In a world where generic drug submissions to FDA are promptly reviewed and received or acted on by OGD, the pain of receiving one or two RTR letters for recently submitted applications may not be that bad . . . . but that’s not yet the world in which we live.  Based on information published by FDA on its Paragraph IV Certifications List, OGD is still taking an initial filing (i.e., “receipt” in generic drug parlance) look at ANDAs submitted in early 2013.  With a bolus of nearly 600 ANDA submissions so far in June 2014, as recently reported by Bob Pollock (Lachman Consultants Blog), it may be quite some time until the backlog of ANDAs awaiting a filing decision is resolved.  That means companies need continue to be vigilant to ensure all facility fees are paid so that long-pending applications are not RTR’d . . . . unless FDA were to recognize a new interpretation of GDUFA that dampens the effects of the failure-to-timely-pay provision.  And it just so happens that that’s exactly what FDA has done. 
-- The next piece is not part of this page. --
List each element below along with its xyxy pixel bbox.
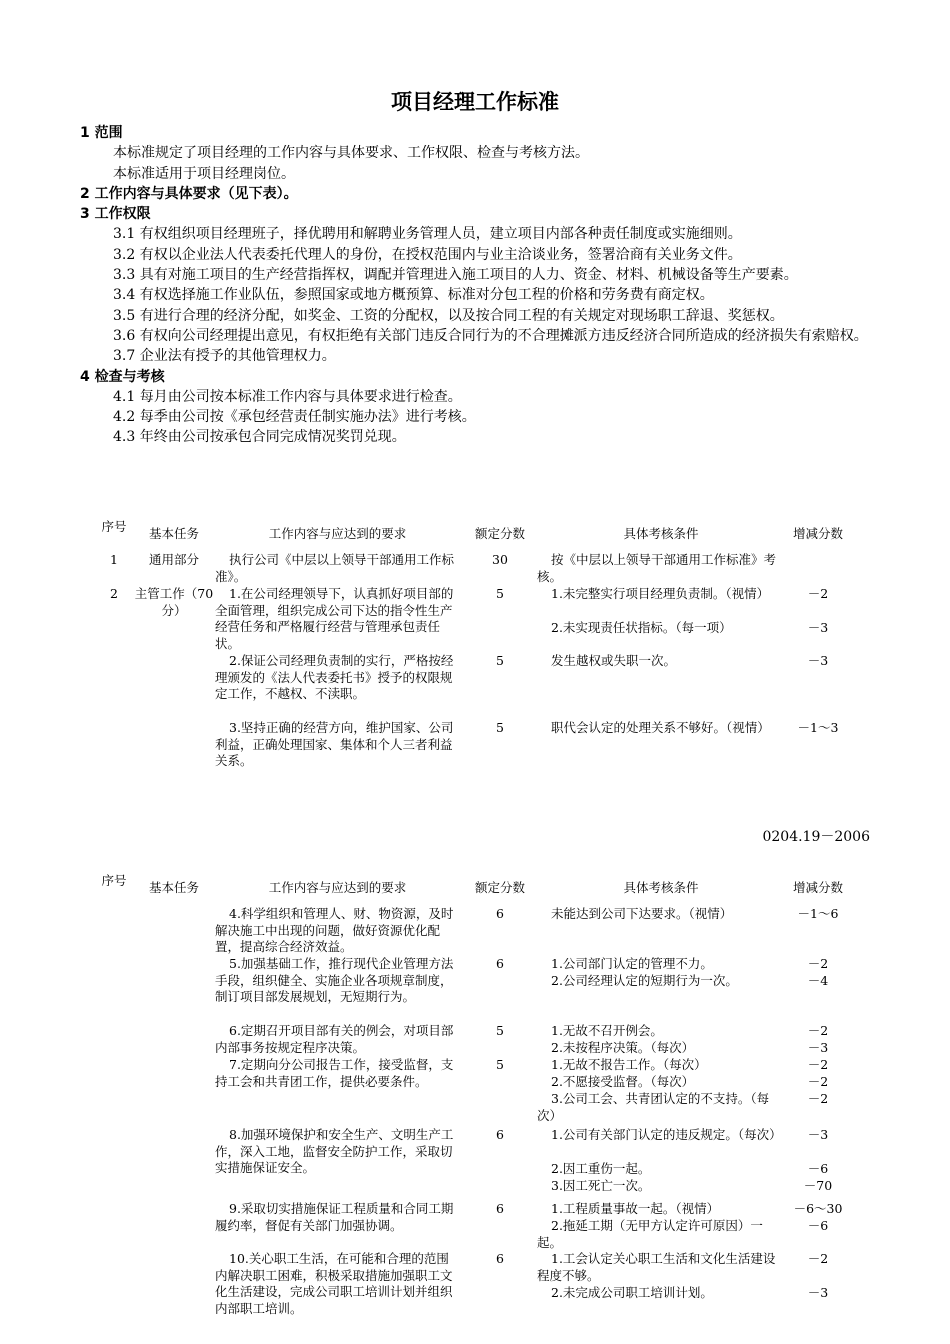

FDA has reconsidered its original position and has concluded that, in order to give the term “new” in the statutory provision (FDC Act § 744B(g)(4)(A)(i)) its proper effect, the statute should be interpreted to require RTR of an ANDA or PAS only if that application is submitted after the facility has been placed on the arrears list.  This new interpretation is not only more consistent with the intent of the provision, but it’s more fair.  FDA’s new interpretation should generally result in providing an opportunity for ANDA applicants that could be affected to assure that the facility fee is paid and the facility is removed from the arrears list before they proceed down the submission path, because they can refer to the arrears list before submitting an ANDA or PAS and thus know whether or not the application would be RTR’d on that basis. 

Ahhhh . . . but what about all of those pending ANDAs and PASs that we heard about that were RTR’d on the basis of FDA’s prior interpretation of the GDUFA statute?  FDA determined that they were improperly refused, rescinded the RTR letters, and reinstated their original submission dates.  All’s well that ends well.